Postconcussive Syndrome Follow-up
- Author: Eric L Legome, MD; Chief Editor: Trevor John Mills, MD, MPH more...
Further Outpatient Care
Outpatient care is the cornerstone of treatment of patients with postconcussive syndrome (PCS) and involves multidisciplinary teams that provide testing and treatment, including cognitive rehabilitation, psychotherapy, stress management, vocational counseling, and symptomatic treatment with medications.
No treatments have been proven effective, though neurotherapy or quantitative EEG biofeedback is a modality that has been shown in recent studies to improve symptoms of postconcussive syndrome. More controlled studies are needed at this point.
A neurologist, physical medicine specialist, primary care physician, or psychologist specializing in these disorders usually coordinates treatment.

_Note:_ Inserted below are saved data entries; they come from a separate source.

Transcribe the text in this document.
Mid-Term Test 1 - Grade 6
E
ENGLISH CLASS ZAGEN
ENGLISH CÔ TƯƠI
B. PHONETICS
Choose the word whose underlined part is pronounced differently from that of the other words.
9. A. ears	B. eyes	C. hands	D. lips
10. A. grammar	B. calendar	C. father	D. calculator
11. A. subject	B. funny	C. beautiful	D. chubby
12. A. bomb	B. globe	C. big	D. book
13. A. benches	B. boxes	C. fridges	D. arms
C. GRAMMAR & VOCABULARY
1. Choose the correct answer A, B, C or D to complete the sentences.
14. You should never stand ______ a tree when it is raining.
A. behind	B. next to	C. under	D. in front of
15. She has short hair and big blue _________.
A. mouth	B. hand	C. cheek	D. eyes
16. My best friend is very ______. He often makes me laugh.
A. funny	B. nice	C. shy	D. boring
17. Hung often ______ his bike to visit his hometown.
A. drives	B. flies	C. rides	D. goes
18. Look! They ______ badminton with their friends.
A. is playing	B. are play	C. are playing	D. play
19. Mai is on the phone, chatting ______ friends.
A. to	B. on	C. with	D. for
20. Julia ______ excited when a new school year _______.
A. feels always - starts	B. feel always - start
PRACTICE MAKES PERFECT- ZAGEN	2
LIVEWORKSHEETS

The emergency physician should encourage the use of interventions to decrease the incidence of traumatic brain injury. This approach is particularly important in young adults, who have a higher incidence of head injury than others. Encourage patients to wear a seatbelt. Encourage patients to wear a helmet when riding bicycles or motorcycles, or playing high-risk sports.
True prognosis is difficult to define given that many patients with minor symptoms may not enter the health care system and those that participate in research appear to have more significant symptoms at baseline. In addition, a wide heterogeneity exists in patients enrolled in studies.
Most patients recover fully in less than 3 months, although some small studies suggest persistence of minor cognitive defects for asymptomatic minor traumatic brain injury patients.
Approximately 15% of patients complain of problems more than 12 months after injury. This group is likely to experience persistent and intrusive symptoms that may be refractory to treatment and impose a lifelong disability.
At least one study found the persistence of dizziness as a symptom seemed to portend a longer and more significant symptom complex. Other studies found the depression, pain, and symptom invalidity were correlated with longer and worse symptoms. Another found patients with early clinical symptoms, such as headache, dizziness, and intracranial lesions were more likely to have persistent PCS.
Educate the patient about the usual self-limited nature of postconcussive syndrome.
Education about the usual symptoms may be helpful.
Discussions concerning preparation for the graded resumption of vocational and academic routines may lessen postconcussive syndrome persistence.